Passemos ao nosso mundo das coordenadas cartesianas.

Supondo que o ponto C tem coordenadas (2; 0) e o ponto B (1/2; -1/2), determinar:

a) Distância focal, eixo transverso e eixo não transverso da hipérbole.

b) A equação cartesiana da circunferência.

c) A equação cartesiana reduzida da hipérbole.

d) As equações reduzidas das assimptotas da hipérbole.

e) As equações das directrizes da hipérbole.

f) As coordenadas aproximadas (a menos de uma centésima) do ponto P (usar a calculadora gráfica ou uma calculadora normal com aproximações sucessivas).

g) As equações gerais das rectas que contêm os segmentos [BC], [BP] e [BA].

h) A
amplitude do ângulo formado pelos segmentos [BA] e [BC].

i) A amplitude do ângulo formado pelos segementos
[BP] e [BC].

Como exercício complementar, reconstruir a figura 11 em papel milimétrico. O esboço das hipérboles será feito mediante o cálculo de pontos com recurso à sua equação e à máquina de calcular.

























COMENTÁRIOS

Este trabalho pretende ser reflexo, não exaustivo nem definitivo, de uma parte dos assuntos tratados no círculo de estudos "Episódios da História da matemática na Antiga Grécia: Trissecção do Ângulo e Duplicação do Cubo".

As actividades propostas neste trabalho não são especificamente orientadas para um ou outro nível de ensino, ou ano escolar.

É evidente que umas propostas poderão ser trabalhadas em certos pontos do programa de Matemática do 3º Ciclo.
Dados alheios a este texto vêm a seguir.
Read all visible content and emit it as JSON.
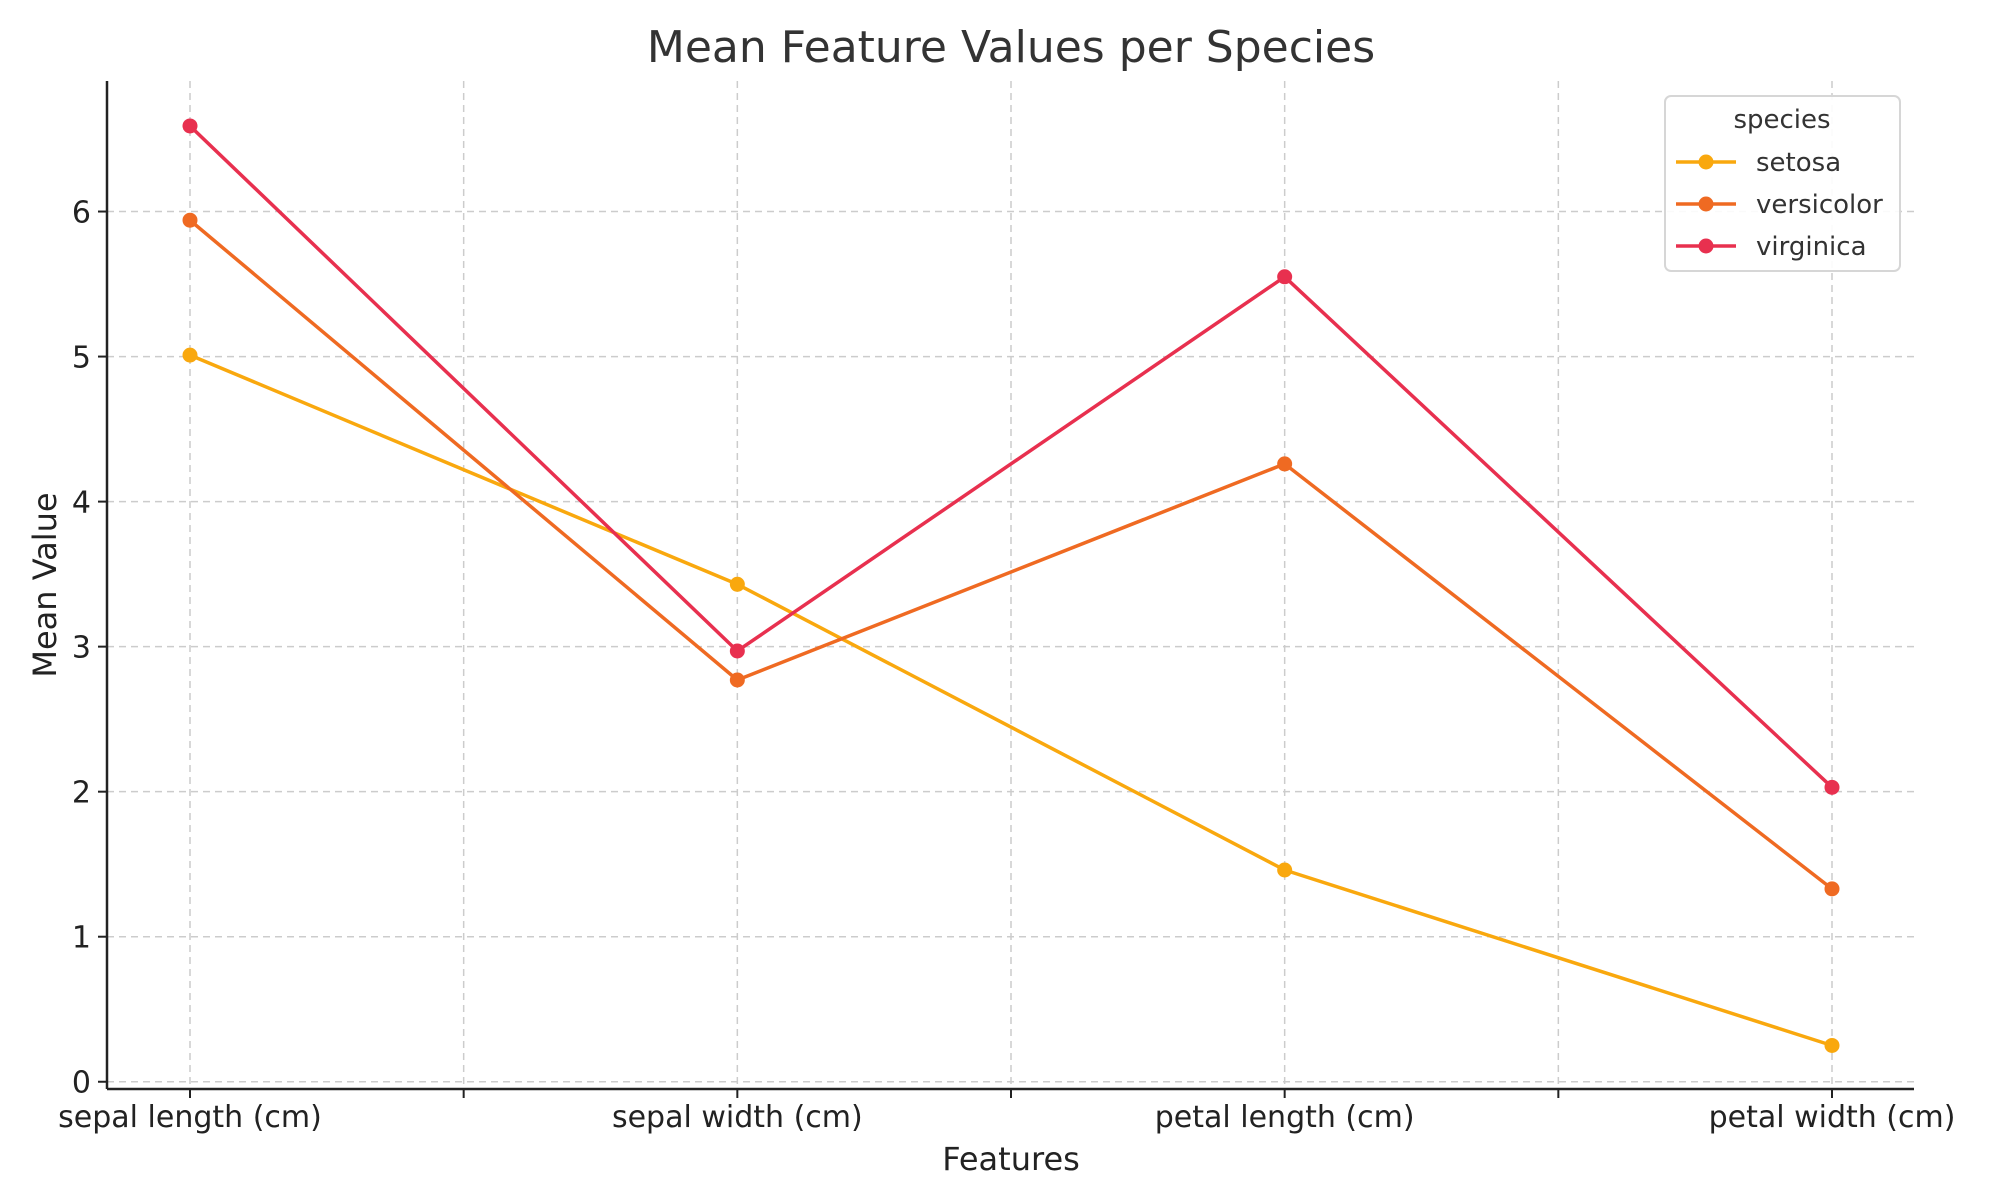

Outras, naturalmente, no Ensino Secundário, apesar das restrições que o programa de Matemática deste nível de ensino impõe no tratamento das cónicas.

Em alternativa, as actividades propostas poderão ser trabalhadas ao longo do 11º ano, num projecto extracurricular com a intenção de dar uma perspectiva histórica do aparecimento e aplicação do estudo das cónicas, em grupo, em que o professor vai dando as suas orientações e incentivos em função da recolha e análise de cada fase do trabalho.
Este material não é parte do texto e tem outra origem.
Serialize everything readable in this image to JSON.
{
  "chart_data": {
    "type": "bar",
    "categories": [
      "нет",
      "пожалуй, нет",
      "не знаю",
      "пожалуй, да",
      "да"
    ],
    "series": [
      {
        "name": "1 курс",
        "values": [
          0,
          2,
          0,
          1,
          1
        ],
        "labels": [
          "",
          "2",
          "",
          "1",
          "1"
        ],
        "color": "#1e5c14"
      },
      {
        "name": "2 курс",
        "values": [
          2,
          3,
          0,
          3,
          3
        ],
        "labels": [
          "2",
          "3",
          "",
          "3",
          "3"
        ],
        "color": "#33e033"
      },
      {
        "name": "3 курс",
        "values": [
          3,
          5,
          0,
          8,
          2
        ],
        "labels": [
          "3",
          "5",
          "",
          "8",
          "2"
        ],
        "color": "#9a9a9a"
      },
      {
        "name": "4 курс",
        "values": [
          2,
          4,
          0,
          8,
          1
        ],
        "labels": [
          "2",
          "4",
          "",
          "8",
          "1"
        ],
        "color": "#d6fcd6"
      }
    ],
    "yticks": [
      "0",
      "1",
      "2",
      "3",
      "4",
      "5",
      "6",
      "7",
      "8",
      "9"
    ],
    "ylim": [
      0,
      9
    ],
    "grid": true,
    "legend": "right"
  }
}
Neste caso, e partindo do princípio que os alunos já dominam a teoria, o trabalho poderá servir para rever alguns conceitos e para dar uma perspectiva diferente do encadeamento de certas questões.

O método será o de propor actividades com papel e lápis e lançar questões, esperando que os grupos, em trabalho de pesquisa e reflexão orientadas pelo professor, consigam chegar a conclusões consensuais, sempre que possível pelos seus próprios meios, sem as pressões de tempo impostas pela aula tradicional.

Aprender, fazendo e reflectindo. Processo de aprendizagem com exercício mental associado ao exercício manual. Provavelmente, à boa maneira grega!

Em época de altas tecnologias, o recurso ao computador e ao software de simulação gráfica poderá (terá que?) ser sugerido e, naturalmente, tido em conta se algum grupo de trabalho assim decidir, ou se o professor considerar que o deve aplicar.